The Muslim Student Association at Oregon State University is dedicated to sharing the truth about Islam with the campus community. The MSA Vice President Hugo Mekaoui shares the mission statement, “We strive to remove the darkness of misconception and replace it with the light of knowledge.”
The group organizes several events each year, which are open to anyone of any religion. They do a Fast-a-Thon during Ramadan in the summer and will host a comedy night during spring term. MSA recently hosted the popular Night of the Crescent with almost 200 attendees. The event included a live fashion show with traditional Muslim dress, a guest speaker and delicious food.
The fashion show was meant to help disband the “us vs. them” mantra instilled in many minds after Sept. 11, 2001 attacks, by identifying and upending common misconceptions about Islam.
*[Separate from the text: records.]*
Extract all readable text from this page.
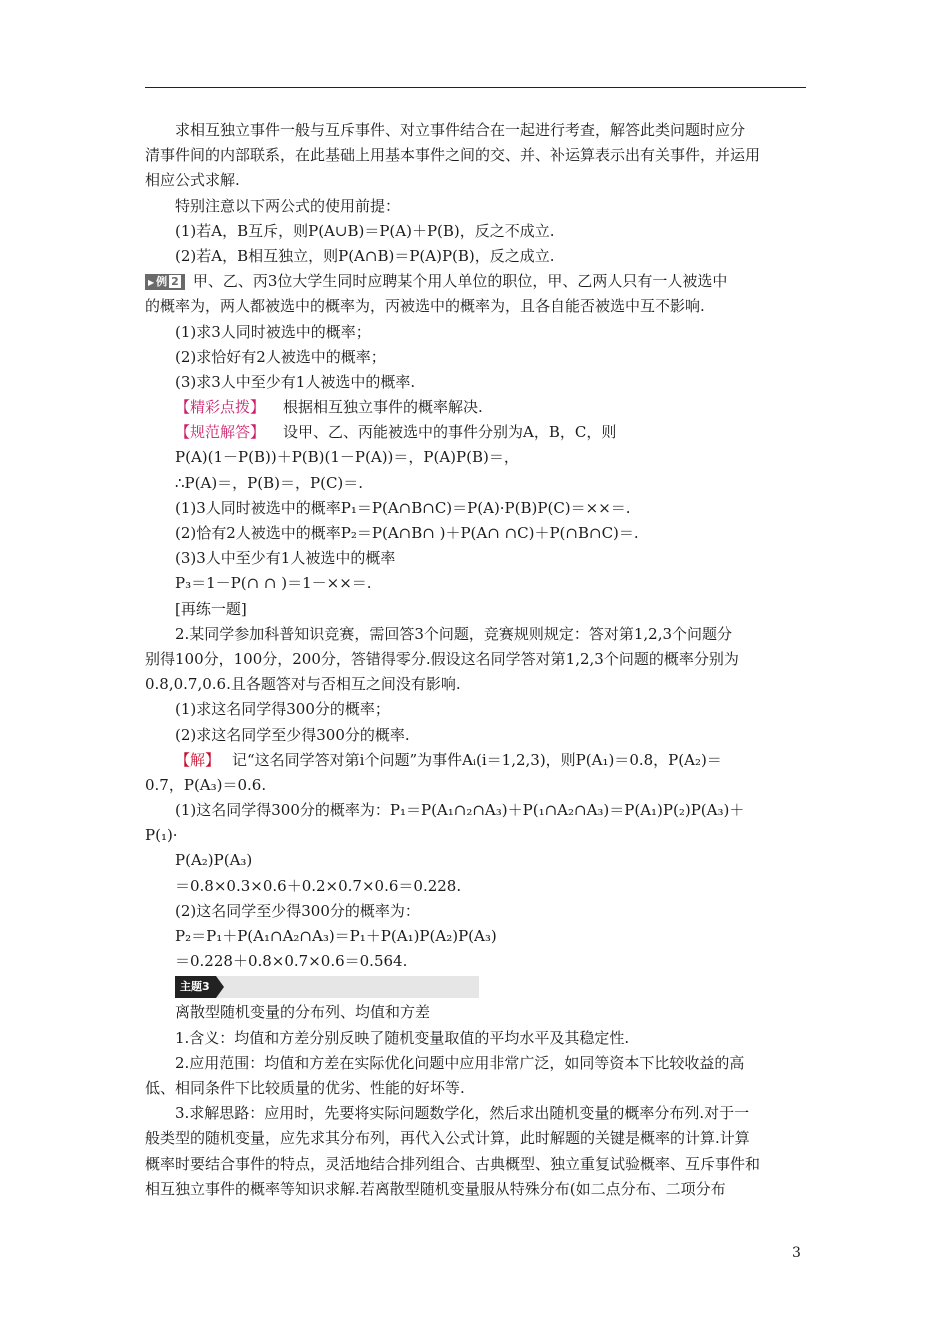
求相互独立事件一般与互斥事件、对立事件结合在一起进行考查，解答此类问题时应分
清事件间的内部联系，在此基础上用基本事件之间的交、并、补运算表示出有关事件，并运用
相应公式求解.
特别注意以下两公式的使用前提：
(1)若A，B互斥，则P(A∪B)＝P(A)＋P(B)，反之不成立.
(2)若A，B相互独立，则P(A∩B)＝P(A)P(B)，反之成立.
▶ 例 2 甲、乙、丙3位大学生同时应聘某个用人单位的职位，甲、乙两人只有一人被选中
的概率为，两人都被选中的概率为，丙被选中的概率为，且各自能否被选中互不影响.
(1)求3人同时被选中的概率；
(2)求恰好有2人被选中的概率；
(3)求3人中至少有1人被选中的概率.
【精彩点拨】 根据相互独立事件的概率解决.
【规范解答】 设甲、乙、丙能被选中的事件分别为A，B，C，则
P(A)(1－P(B))＋P(B)(1－P(A))＝，P(A)P(B)＝，
∴P(A)＝，P(B)＝，P(C)＝.
(1)3人同时被选中的概率P₁＝P(A∩B∩C)＝P(A)·P(B)P(C)＝××＝.
(2)恰有2人被选中的概率P₂＝P(A∩B∩ )＋P(A∩ ∩C)＋P(∩B∩C)＝.
(3)3人中至少有1人被选中的概率
P₃＝1－P(∩ ∩ )＝1－××＝.
[再练一题]
2.某同学参加科普知识竞赛，需回答3个问题，竞赛规则规定：答对第1,2,3个问题分
别得100分，100分，200分，答错得零分.假设这名同学答对第1,2,3个问题的概率分别为
0.8,0.7,0.6.且各题答对与否相互之间没有影响.
(1)求这名同学得300分的概率；
(2)求这名同学至少得300分的概率.
【解】 记“这名同学答对第i个问题”为事件Aᵢ(i＝1,2,3)，则P(A₁)＝0.8，P(A₂)＝
0.7，P(A₃)＝0.6.
(1)这名同学得300分的概率为：P₁＝P(A₁∩₂∩A₃)＋P(₁∩A₂∩A₃)＝P(A₁)P(₂)P(A₃)＋
P(₁)·
P(A₂)P(A₃)
＝0.8×0.3×0.6＋0.2×0.7×0.6＝0.228.
(2)这名同学至少得300分的概率为：
P₂＝P₁＋P(A₁∩A₂∩A₃)＝P₁＋P(A₁)P(A₂)P(A₃)
＝0.228＋0.8×0.7×0.6＝0.564.
主题3
离散型随机变量的分布列、均值和方差
1.含义：均值和方差分别反映了随机变量取值的平均水平及其稳定性.
2.应用范围：均值和方差在实际优化问题中应用非常广泛，如同等资本下比较收益的高
低、相同条件下比较质量的优劣、性能的好坏等.
3.求解思路：应用时，先要将实际问题数学化，然后求出随机变量的概率分布列.对于一
般类型的随机变量，应先求其分布列，再代入公式计算，此时解题的关键是概率的计算.计算
概率时要结合事件的特点，灵活地结合排列组合、古典概型、独立重复试验概率、互斥事件和
相互独立事件的概率等知识求解.若离散型随机变量服从特殊分布(如二点分布、二项分布
3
One common fallacy asserts Muslim women have no rights. Bayann Gonda, a sophomore math major and MSA member, said the hijab — the traditional headscarves and modest dress that many Muslim women wear — is a matter of choice.
“You don’t wear it because you have to,” Gonda said. “You do it when you’re ready, solely for the sake of God.”
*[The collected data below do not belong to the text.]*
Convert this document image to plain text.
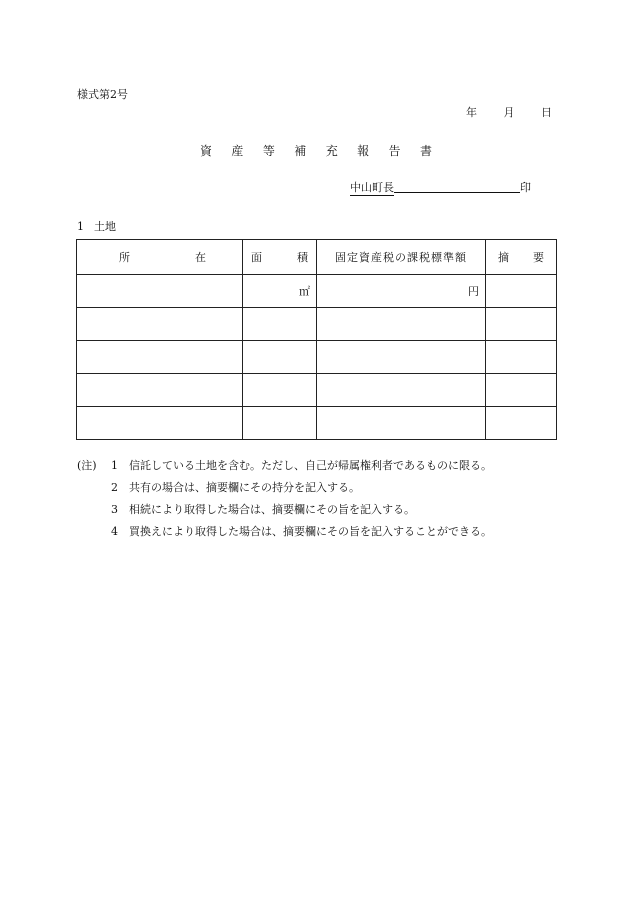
様式第2号
年 月 日
資 産 等 補 充 報 告 書
中山町長	印
1 土地
所 在	面 積	固定資産税の課税標準額	摘 要

	㎡	円	

(注)	1	信託している土地を含む。ただし、自己が帰属権利者であるものに限る。
2	共有の場合は、摘要欄にその持分を記入する。
3	相続により取得した場合は、摘要欄にその旨を記入する。
4	買換えにより取得した場合は、摘要欄にその旨を記入することができる。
Her experience wearing the Hijab on campus has been cordial, because the OSU community welcomes all cultures and religions. Similarly, Mekaoui finds OSU a beautiful community and campus with an abundance of understanding and a desire to learn about Islam.
She says it is morally wrong to criticize someone based on appearance.
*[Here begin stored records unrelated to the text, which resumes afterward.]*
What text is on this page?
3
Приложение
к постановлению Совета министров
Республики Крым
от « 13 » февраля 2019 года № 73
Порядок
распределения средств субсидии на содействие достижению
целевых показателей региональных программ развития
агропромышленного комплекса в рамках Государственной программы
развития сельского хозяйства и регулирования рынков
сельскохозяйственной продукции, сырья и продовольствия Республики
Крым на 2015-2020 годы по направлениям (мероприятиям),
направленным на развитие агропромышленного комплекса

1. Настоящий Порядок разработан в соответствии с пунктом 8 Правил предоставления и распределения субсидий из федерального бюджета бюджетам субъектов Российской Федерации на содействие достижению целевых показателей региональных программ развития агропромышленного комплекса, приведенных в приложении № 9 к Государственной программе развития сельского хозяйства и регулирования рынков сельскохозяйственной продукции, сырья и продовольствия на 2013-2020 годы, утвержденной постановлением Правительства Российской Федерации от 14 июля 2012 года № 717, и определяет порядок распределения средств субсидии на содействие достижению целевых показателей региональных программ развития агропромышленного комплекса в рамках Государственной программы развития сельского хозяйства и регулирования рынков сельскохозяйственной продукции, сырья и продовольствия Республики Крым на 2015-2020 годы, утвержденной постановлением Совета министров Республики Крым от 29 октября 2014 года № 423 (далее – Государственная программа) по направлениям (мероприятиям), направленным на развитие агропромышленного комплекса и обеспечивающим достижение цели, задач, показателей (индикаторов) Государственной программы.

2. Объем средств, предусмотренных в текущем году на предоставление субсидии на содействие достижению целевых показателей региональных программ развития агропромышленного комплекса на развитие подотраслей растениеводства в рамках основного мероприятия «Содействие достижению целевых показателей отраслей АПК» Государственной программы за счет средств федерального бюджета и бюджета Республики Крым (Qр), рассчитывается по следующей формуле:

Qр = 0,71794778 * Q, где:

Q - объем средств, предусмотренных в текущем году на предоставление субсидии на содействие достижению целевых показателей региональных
Another misconception about Muslims is they’re all terrorists.
“Many people look solely to the media for beliefs and want to stay in a bubble of ignorance,” Gonda said.
Both Mekaoui and Gonda have been pulled out of airport security lines and separately checked with pat-downs.
“At the end of the day we’re all the same,” Mekaoui said, who is originally from Paris. “We all desire peace and respect,”
Mekaoui understands the misconceptions society places on Muslims, and through the Muslim Student Association he, and more than 100 other members, aim to accept all kinds of people through tolerance and patience.
Mekaoui notes the MSA is open to everyone — Muslim or not. He encourages all members and new participates to actively engage in discussions and ask questions.
Mekaoui noted all members of the MSA are tolerant and willing to replace the fallacies about Islam since 9/11.